In the summer of 1970, a bunch of the best rock musicians in the world played a festival across Canada. Unlike today's equivalents (Ozzfest, The Warped Tour...), this tour not only played together, it traveled across the country together on a train dubbed the Festival Express. Promoters Ken Walker and Thor Eaton decided that this would be both a fun thing to do, and a great excuse to jam together. Somehow, the footage was buried and is only surfacing now.

The roster is iconic. The Grateful Dead, Janis Joplin (mere months before her overdose), Buddy Guy, The Band, The Flying Burrito Bros, ShaNaNa, and more were on the tour and in the documentary. Festival Express consists of three main elements; concert footage from the various stops, jam sessions on the train itself, and interviews with many of the participants reminiscing. Director Bob Smeaton does a great job of splicing all three together, and more importantly, letting the musicians play their songs all the way through. If anything, Smeaton should have included more concert footage.

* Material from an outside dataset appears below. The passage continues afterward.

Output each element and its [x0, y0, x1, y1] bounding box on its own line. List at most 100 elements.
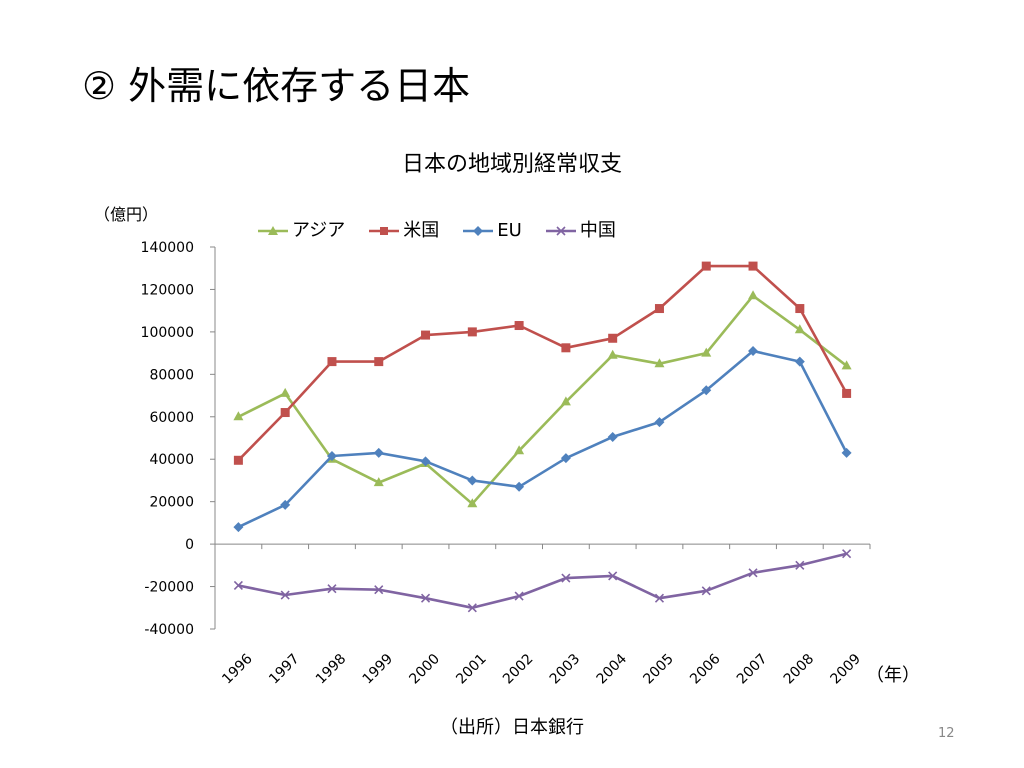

Festival Express is an interesting portrait of its time. There is a weird confluence of counterculture and economics that reared its ugly head during the tour. For the most part, the artists had a great time, jamming and getting drunk on the train. According to Guy, many people did not want to sleep lest they miss some great jam session.  It felt sometimes like they played concerts and left the train as an afterthought. However, the tour was losing a lot of money. Walker and Eaton pressed on. Concertgoers began protesting the prices (a whopping $14), claiming they were far too high. This led to near riots, and Jerry Garcia appealing for calm and understanding. Remember, Garcia is essentially asking them to pay the man, which is a pretty weird thing.

Pretty much everybody interviewed, notably Guy, and surviving Dead members Bob Weir, Mickey Hart, and Phil Lesh has fond memories of the tour. Festival Express doesn't really aim to reveal any new secrets or give any real insight into the bands on stage, it just wants to present a good time. In this sense it's a pretty superficial movie.  The real reason is to see the great footage, especially of Joplin.  It's just a reminder of how good musicians can be when they sing, as opposed to the prepackaged, dancing lip-synching teens of today.  The music is good, the musicians are having fun, and so is everybody watching.

Mongoose Rates It: Not Bad.
1 hour, 30 minutes, Rated R for some language.